Accumulation of uremic toxins may lead to the life-threatening condition “uremic syndrome” in patients with advanced chronic kidney disease (CKD) requiring renal replacement therapy. Clinical evaluation of proximal tubular secretion of organic cations (OC), of which some are uremic toxins, is desired, but difficult. The biomedical knowledge on OC secretion and cellular transport partly relies on studies using the fluorescent tracer 4-dimethylaminostyryl)-N-methylpyridinium (ASP+), which has been used in many studies of renal excretion mechanisms of organic ions and which could be a candidate as a PET tracer.

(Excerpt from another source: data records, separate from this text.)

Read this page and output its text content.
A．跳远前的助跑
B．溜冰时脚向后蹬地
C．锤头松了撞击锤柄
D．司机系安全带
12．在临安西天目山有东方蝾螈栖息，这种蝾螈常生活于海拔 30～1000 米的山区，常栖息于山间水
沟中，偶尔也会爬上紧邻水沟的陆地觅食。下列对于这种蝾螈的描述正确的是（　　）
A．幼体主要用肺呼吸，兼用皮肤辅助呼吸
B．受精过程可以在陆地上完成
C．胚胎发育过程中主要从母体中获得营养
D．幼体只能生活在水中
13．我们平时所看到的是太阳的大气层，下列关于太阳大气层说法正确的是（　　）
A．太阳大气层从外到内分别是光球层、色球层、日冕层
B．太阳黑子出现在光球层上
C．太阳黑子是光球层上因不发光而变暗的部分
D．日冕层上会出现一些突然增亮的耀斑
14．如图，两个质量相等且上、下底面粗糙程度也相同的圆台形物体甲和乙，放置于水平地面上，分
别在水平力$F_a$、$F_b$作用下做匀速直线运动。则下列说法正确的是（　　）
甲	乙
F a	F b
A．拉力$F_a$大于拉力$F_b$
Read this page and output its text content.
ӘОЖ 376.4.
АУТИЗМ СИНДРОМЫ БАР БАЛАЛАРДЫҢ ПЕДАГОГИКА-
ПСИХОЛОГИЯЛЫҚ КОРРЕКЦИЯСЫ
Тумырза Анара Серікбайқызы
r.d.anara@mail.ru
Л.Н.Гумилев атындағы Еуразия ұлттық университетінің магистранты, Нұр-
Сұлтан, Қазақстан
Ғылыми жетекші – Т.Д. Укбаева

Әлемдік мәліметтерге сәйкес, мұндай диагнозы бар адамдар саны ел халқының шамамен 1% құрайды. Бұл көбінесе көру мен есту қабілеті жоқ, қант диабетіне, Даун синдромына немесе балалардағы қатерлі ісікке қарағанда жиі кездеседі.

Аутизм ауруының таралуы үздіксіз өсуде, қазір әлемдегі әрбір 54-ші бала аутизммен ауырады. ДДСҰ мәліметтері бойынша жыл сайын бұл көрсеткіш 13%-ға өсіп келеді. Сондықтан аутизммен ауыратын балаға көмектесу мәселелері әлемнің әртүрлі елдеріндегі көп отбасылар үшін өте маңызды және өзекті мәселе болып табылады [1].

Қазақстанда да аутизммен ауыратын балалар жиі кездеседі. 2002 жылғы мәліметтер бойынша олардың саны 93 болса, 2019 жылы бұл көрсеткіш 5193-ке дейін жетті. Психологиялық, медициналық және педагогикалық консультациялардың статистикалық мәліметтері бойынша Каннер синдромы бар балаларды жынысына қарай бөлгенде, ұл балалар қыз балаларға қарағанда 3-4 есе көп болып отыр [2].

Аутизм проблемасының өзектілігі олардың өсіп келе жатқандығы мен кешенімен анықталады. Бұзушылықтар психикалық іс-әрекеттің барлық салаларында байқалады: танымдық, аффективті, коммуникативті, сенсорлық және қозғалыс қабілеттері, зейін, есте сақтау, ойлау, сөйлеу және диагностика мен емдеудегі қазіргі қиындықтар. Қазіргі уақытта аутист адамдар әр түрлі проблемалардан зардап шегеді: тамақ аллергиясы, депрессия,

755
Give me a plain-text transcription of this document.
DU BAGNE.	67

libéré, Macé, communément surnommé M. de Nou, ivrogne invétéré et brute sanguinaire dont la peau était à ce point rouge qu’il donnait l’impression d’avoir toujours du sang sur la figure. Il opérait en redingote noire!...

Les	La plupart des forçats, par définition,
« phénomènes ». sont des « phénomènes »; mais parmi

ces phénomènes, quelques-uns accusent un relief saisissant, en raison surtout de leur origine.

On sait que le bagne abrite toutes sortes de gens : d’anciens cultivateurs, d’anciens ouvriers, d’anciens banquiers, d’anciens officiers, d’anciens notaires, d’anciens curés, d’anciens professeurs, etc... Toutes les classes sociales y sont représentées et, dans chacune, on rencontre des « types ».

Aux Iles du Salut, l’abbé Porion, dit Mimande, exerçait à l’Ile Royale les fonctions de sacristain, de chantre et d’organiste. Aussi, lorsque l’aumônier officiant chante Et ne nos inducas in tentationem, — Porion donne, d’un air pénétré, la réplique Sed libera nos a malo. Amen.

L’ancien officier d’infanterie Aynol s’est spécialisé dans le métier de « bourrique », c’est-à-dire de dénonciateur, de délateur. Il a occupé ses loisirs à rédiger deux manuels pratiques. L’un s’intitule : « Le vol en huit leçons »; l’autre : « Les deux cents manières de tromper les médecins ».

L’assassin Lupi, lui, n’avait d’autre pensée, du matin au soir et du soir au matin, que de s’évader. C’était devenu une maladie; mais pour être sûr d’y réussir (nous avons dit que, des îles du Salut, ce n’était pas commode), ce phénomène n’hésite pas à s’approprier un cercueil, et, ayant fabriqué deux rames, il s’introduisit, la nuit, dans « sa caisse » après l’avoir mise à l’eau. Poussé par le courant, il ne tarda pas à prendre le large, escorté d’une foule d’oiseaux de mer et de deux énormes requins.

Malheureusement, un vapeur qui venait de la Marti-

This study is aimed at expanding the knowledge of the tracer characteristics of ASP+ by recording the distribution and intensity of ASP+ signals in vivo both by fluorescence and by positron emission tomography (PET) imaging and at investigating if the fluorescence signal of ASP+ is influenced by the presence of albumin. Two-photon in vivo microscopy of male Münich Wistar Frömter rats showed that a bolus injection of ASP+ conferred a fluorescence signal to the blood plasma lasting for about 30 minutes. In the renal proximal tubule, the bolus resulted in a complex pattern of fluorescence including a rapid and strong transient signal at the brush border, a very low signal in the luminal fluid, and a slow transient intracellular signal. PET imaging using 11C-labelled ASP+ showed accumulation in the liver, heart, and kidney. Fluorescence emission spectra recorded in vitro of ASP+ alone and in the presence of albumin using both 1-photon excitation and two-photon excitation showed that albumin strongly enhance the emission from ASP+ and induce a shift of the emission maximum from 600 to 570 nm. Conclusion. The renal pattern of fluorescence observed from ASP+ in vivo is likely affected by the local concentration of albumin, and quantification of ASP+ fluorescent signals in vivo cannot be directly translated to ASP+ concentrations.